Rüppurr ist örtliche und kirchliche Heimat

Um 15 Uhr dirigiert er in der Auferstehungskirche Josef Haydns großartiges einstündiges Werk „Die sieben letzten Worte unseres Erlösers am Kreuz“. Eintritt frei, wie immer bei den Rüppurrer Kirchenkonzerten. Anschließend bleiben die Akteure auch noch zusammen. Intensiv, aber beglückend ist dieser Tagesablauf für Cramer. „Hier ist immer meine örtliche und kirchliche Heimat gewesen, ich bin froh, dass ich in Rüppurr solche musikalische Vielfalt leben darf“, meint der 54-Jährige.

Beliebter Leiter vieler Gruppen

Er erzählt gerne präzise, sehr anregend und begeisternd über seine umfangreichen musikalischen Aufgaben. Die für ihn immer einen enormen sozialen Aspekt haben.

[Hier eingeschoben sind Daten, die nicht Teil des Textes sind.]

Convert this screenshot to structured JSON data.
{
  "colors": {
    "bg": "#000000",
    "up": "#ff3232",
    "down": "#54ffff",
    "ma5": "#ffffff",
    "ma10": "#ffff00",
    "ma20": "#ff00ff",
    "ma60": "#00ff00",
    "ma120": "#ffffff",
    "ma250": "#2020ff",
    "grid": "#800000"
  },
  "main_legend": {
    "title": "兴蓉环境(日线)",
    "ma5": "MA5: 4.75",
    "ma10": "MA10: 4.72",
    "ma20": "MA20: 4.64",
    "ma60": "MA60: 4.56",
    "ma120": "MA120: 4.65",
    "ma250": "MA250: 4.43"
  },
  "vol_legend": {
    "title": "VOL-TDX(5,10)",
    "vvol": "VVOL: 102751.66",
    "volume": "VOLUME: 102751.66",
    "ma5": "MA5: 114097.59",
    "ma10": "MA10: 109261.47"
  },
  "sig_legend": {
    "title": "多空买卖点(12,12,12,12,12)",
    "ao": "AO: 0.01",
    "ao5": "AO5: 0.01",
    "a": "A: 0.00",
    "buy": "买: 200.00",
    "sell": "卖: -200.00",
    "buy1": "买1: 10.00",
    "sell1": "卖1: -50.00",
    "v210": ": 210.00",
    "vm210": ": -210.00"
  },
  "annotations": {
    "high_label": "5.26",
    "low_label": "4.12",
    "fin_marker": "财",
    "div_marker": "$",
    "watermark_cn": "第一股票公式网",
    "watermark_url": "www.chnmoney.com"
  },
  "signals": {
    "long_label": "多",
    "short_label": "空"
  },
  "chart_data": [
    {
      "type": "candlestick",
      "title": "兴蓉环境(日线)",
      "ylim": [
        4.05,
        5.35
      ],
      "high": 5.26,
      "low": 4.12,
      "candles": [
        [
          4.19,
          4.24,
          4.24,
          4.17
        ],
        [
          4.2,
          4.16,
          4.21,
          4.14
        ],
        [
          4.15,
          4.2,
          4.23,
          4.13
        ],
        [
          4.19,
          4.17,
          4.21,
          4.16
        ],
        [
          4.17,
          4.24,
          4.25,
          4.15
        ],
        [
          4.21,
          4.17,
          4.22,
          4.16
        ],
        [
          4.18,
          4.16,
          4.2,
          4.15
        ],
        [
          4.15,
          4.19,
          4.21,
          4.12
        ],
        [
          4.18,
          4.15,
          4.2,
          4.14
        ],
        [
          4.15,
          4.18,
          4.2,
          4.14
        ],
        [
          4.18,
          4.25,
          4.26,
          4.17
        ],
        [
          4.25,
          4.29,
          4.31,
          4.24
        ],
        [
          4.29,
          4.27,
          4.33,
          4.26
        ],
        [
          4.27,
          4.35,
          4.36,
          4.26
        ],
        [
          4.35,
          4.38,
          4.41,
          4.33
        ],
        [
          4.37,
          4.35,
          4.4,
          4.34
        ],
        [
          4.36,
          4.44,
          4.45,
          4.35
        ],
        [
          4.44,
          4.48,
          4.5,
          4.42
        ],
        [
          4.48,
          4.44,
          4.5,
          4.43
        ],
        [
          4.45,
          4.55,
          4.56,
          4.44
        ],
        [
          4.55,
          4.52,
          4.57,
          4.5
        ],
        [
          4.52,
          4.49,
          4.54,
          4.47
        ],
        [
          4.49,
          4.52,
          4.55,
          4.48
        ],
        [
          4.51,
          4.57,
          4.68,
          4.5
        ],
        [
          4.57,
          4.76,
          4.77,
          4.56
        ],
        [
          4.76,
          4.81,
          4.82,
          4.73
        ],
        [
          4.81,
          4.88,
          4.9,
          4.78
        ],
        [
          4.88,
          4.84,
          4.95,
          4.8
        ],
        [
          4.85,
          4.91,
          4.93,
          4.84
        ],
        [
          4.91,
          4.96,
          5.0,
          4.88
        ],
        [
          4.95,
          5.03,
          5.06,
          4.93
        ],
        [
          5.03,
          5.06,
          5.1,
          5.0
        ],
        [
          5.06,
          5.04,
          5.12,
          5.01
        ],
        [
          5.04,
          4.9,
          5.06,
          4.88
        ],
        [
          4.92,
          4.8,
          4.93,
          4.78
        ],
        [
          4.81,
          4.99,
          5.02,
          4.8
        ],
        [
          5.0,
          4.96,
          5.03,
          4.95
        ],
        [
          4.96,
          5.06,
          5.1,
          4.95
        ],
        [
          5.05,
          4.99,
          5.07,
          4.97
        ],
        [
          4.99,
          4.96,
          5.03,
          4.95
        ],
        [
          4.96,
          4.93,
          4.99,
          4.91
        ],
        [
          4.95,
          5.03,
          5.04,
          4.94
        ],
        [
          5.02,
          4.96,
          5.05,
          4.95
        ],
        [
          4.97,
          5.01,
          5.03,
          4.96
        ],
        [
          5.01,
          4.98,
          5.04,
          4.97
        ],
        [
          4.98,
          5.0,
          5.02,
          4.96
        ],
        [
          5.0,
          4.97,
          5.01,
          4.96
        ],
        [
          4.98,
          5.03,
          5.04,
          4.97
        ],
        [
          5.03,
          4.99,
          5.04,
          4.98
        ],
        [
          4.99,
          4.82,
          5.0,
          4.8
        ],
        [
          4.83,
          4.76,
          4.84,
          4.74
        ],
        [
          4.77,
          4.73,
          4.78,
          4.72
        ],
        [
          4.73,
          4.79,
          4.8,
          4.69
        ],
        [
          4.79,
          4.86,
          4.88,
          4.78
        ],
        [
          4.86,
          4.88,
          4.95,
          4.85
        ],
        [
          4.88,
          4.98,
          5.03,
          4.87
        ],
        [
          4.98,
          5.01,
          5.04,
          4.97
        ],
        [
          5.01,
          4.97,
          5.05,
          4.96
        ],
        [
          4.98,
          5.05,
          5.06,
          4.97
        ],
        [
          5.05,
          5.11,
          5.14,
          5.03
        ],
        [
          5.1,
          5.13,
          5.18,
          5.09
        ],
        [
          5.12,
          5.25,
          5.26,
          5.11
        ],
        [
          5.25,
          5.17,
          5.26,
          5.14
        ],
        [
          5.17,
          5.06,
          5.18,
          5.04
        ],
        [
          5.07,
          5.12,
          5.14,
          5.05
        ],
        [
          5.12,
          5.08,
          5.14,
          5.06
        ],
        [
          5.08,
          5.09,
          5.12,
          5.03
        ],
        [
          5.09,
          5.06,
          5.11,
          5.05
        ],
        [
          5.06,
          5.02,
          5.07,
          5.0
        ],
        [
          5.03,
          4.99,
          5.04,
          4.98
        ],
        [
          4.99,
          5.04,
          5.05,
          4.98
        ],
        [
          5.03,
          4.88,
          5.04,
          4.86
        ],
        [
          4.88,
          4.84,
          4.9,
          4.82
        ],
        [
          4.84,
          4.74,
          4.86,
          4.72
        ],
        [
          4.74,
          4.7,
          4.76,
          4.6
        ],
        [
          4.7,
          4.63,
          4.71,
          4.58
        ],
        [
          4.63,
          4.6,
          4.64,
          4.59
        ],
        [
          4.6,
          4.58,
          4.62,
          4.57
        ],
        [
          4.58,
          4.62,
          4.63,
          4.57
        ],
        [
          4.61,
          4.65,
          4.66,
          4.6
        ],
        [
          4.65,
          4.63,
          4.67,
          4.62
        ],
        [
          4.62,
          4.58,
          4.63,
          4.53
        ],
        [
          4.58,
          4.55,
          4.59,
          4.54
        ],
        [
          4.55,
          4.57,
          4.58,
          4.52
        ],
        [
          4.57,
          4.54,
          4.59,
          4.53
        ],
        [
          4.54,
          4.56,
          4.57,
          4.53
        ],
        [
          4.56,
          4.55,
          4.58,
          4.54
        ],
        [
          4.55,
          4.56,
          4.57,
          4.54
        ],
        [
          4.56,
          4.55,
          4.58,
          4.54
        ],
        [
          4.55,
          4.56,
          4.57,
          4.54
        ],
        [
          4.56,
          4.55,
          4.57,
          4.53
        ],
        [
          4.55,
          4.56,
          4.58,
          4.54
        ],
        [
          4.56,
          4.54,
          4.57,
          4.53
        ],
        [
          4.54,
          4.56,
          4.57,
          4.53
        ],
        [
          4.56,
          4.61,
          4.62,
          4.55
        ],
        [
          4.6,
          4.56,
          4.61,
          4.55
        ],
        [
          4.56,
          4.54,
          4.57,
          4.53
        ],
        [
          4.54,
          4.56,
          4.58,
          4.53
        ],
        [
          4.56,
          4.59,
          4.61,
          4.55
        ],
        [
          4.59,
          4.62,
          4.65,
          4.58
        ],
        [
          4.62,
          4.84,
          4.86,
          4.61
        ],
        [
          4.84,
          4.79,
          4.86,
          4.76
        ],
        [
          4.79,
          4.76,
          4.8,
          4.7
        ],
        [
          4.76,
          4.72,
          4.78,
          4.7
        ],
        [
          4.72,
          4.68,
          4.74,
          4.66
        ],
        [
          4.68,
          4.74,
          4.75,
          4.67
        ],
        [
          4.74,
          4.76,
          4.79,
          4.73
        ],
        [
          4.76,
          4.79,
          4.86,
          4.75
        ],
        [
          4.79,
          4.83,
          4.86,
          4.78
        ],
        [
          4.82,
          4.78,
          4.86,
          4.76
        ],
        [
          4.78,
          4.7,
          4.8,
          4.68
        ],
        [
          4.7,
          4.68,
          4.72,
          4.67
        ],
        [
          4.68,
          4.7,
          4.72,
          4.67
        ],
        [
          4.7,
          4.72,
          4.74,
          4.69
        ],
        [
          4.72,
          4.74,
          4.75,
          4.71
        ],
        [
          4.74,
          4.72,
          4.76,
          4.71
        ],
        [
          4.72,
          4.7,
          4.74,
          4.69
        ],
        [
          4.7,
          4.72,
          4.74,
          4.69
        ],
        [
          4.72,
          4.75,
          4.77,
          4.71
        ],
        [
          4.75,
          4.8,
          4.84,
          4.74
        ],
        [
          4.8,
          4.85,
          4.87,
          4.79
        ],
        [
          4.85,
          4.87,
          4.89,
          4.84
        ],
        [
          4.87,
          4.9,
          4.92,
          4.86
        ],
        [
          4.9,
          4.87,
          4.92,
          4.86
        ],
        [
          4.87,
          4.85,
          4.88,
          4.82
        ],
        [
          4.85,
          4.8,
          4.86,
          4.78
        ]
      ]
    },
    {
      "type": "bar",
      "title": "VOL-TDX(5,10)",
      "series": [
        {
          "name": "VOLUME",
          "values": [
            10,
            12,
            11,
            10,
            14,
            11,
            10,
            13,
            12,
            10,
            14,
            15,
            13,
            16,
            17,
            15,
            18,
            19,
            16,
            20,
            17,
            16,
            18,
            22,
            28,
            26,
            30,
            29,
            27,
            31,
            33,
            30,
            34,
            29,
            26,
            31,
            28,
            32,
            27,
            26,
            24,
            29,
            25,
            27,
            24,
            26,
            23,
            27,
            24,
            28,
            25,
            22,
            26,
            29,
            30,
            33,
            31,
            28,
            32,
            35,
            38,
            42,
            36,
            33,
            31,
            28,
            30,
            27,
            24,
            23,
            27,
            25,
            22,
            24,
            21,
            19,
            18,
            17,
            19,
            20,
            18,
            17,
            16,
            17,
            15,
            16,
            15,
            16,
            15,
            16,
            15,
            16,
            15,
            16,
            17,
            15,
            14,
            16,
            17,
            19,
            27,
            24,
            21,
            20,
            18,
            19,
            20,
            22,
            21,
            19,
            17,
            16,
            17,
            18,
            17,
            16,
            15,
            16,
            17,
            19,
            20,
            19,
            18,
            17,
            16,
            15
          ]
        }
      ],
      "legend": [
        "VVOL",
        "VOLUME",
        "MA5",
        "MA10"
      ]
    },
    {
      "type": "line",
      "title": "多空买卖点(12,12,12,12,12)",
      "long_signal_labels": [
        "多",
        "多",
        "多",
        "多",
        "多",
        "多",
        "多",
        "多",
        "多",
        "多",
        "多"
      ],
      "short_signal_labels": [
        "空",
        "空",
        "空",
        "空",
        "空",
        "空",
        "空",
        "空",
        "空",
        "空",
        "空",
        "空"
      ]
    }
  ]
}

Kinder wie Erwachsene nimmt er ernst in ihren Voraussetzungen. Daür ist er seit Jahrzehnten bekannt. Und beliebt. Cramer will nicht seine Ideen einstudieren, sondern alle mitnehmen und sich entwickeln lassen. Das gilt für seine drei Kinderchöre, einen Jugendchor, den Flötenkreis, das Kammerorchester, wie die Kantorei oder den Gospelchor „2gether“.
„Universalist“ und „Schwunggeber“ ist Cramer, heißt es in der Begründung für den Kirchenmusikpreis 2019 der evangelischen Landeskirche an ihn.

Er baute familiäres Musikzentrum auf

Er machte Rüppurr zum etwas anderen musikalischem Zentrum und einem familiären in der Nische. „Dabei sind aber die Beziehungen zu den anderen Kantoraten Karlsruhes sehr gut. Seit etwa zehn Jahren arbeiten wir viel besser zusammen und sprechen uns ab“.
Der Absolvent des Max-Planck-Gymnasiums ist voll evangelischen Feuers in Fülle. Er spricht an der Orgel, die auch bei Gottesdiensten im Wohnstift spielt, wie mit Worten gern vom Glauben. Seinen Blick auf Ostern und die Erfolgsgeschichte Jesus kann er vermitteln. Gern ist er Pädagoge und erreicht viele Kinder – und damit Eltern.

Swing und Schwung für die profane Seite

Seine „profane Musikseite“ ergänzt die Glaubensdinge. „Ich habe keine Berühungsangst vor populärer Musik. Ich mag den Swing und habe in der Bigband der Ettlinger Musikschule Posaune gespielt.“ Seit 1987 führt er „Brasspur Rüppurr“. Witzig bis betörend sind Arrangements und Konzerte bei diesem „heißen Blech“. Immer mit Musik im Kopf oder über die Tasten, braucht der Kantor Natur oder Städtereisen um loslassen zu können. Und das Stichwort familiär ist privat ganz wichtig. Seine Frau Susanne ist Erzieherin und wirkt in der Kirchenmusik mit. Die Kinder waren darin aktiv und haben mit ihren Partnern den guten Draht zum Heim in der Gartenstadt erhalten. Barockengel sitzen dort auf einem Fensterbrett zur Straße hin. Sie machen wohl gerade eine Pause vom Musizieren.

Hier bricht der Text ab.